November 27, 2017
By Owen Bowcott
Child sexual abuse inquiry is told that not reporting suspected incidents should be a crime
Mandatory reporting of sexual misconduct and abolishing the secrecy of the priest’s confessional box are needed to protect children at Catholic schools, the national inquiry into child sexual abuse has been told.
At the opening of a three-week hearing into Benedictine schools, lawyers representing scores of victims have called for fundamental changes to the way the church handles complaints and deals with suspected offenders.
Richard Scorer, of the law firm Slater and Gordon, who represents 27 core participants at the Independent Inquiry into Child Sexual Abuse (IICSA), said the failure to make reporting suspected abuse a crime had allowed clerics to evade responsibility.
“A mandatory reporting law would have changed their behaviour,” Scorer told the hearing. “At Downside Abbey, abuse was discovered but not reported and abusers were left to free to abuse again and great harm was done to victims.
“The Catholic church purports to be a moral beacon for others around it yet these clerical sex abuse cases profoundly undermine it … Why has the temptation to cover up abuse been particularly acute in organisations forming part of the Roman Catholic church?”

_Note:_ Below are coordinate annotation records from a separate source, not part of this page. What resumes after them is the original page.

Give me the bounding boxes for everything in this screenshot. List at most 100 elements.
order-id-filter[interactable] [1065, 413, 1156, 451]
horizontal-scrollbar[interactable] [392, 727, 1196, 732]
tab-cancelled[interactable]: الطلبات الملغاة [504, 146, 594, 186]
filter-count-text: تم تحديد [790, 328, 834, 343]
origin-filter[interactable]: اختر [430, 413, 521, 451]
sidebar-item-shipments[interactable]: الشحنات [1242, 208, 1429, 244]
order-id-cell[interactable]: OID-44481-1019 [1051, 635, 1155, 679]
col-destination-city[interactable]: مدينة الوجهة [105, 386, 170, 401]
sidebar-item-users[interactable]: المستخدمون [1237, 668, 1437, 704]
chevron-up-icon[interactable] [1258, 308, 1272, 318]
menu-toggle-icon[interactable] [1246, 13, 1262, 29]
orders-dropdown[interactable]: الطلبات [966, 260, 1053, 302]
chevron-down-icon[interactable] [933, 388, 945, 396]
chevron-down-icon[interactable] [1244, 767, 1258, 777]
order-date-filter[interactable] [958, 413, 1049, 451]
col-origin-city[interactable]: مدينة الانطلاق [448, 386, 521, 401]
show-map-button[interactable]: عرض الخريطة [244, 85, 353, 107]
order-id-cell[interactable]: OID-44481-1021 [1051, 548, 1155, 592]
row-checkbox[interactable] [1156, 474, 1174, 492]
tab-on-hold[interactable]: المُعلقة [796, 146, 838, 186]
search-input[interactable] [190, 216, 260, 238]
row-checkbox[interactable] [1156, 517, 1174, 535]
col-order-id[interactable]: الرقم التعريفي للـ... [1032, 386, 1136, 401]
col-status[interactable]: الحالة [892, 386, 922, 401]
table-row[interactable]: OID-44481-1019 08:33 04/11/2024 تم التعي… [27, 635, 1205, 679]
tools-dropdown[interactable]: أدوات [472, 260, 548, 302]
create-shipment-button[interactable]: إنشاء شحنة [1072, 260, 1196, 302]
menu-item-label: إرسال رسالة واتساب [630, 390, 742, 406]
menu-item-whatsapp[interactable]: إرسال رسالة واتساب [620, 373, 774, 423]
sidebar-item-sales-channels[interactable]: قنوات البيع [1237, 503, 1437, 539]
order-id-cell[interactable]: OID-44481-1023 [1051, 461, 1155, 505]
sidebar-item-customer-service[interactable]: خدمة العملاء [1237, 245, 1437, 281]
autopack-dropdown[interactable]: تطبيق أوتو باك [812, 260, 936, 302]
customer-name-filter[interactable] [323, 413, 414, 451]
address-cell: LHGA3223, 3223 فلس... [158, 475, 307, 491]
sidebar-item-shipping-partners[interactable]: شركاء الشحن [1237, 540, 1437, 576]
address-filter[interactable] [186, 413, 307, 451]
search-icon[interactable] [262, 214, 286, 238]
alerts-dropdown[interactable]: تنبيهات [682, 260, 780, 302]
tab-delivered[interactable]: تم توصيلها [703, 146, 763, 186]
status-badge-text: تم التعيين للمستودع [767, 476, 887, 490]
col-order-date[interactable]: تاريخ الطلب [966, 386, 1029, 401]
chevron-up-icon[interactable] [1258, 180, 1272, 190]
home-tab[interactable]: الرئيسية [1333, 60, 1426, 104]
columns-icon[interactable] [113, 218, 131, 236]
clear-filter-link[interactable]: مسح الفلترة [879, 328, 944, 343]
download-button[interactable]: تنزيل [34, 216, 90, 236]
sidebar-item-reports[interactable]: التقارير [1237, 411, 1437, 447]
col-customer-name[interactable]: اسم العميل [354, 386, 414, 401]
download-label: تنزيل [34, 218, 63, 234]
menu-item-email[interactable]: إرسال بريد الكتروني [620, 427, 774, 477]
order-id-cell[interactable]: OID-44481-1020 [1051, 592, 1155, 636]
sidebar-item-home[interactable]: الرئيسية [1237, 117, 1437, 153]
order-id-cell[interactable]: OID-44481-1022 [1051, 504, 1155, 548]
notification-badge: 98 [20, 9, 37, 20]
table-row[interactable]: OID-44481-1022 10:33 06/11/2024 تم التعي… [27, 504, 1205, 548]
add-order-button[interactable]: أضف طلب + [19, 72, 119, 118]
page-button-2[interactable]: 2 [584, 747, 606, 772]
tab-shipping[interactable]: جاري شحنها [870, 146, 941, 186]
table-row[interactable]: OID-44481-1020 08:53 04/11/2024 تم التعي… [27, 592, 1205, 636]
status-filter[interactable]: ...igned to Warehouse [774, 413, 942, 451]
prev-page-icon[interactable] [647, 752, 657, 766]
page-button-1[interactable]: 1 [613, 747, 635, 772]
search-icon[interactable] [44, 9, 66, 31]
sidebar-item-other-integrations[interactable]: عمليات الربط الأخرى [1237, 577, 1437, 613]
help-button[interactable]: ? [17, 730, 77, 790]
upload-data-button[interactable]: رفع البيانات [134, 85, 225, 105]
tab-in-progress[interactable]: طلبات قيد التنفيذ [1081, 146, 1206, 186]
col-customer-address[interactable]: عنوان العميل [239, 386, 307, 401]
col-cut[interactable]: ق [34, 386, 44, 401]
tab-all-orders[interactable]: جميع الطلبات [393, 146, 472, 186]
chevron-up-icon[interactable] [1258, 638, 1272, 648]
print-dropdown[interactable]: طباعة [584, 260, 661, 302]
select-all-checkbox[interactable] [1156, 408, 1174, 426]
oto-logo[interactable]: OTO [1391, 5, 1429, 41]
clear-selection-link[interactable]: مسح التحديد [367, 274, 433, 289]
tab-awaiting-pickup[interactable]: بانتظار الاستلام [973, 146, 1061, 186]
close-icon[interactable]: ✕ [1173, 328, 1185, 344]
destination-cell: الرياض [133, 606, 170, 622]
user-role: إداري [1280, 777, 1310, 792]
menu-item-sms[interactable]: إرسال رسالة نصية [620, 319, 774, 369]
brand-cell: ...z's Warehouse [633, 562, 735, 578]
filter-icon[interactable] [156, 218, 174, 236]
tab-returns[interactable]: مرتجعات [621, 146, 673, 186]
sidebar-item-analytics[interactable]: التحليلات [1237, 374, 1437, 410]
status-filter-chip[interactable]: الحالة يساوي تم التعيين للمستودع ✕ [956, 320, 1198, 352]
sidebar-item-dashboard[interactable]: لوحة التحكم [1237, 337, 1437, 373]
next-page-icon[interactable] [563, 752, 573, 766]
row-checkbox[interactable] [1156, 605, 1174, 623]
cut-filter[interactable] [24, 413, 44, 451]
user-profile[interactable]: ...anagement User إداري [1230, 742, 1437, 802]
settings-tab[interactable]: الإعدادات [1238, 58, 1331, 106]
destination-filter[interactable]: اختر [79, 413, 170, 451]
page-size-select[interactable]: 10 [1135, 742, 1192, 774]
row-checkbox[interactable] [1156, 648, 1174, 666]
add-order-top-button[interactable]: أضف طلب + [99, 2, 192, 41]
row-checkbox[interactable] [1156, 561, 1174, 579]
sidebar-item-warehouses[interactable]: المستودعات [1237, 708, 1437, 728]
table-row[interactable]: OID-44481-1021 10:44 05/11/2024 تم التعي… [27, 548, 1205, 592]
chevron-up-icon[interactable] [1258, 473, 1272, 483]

David Enright, a solicitor at Howe and Co who represents more than a dozen former schoolboys from a Catholic Comboni missionary school – run by an order founded in Italy in the 1860s – said there were more than a million children attending Catholic-run educational institutions in the UK.
One former abuser at the Comboni school had not been punished but moved elsewhere after complaints and eventually became a Scouts commissioner in Uganda, Enright revealed. Removing the privileges of priestly confession would help change attitudes, he suggested.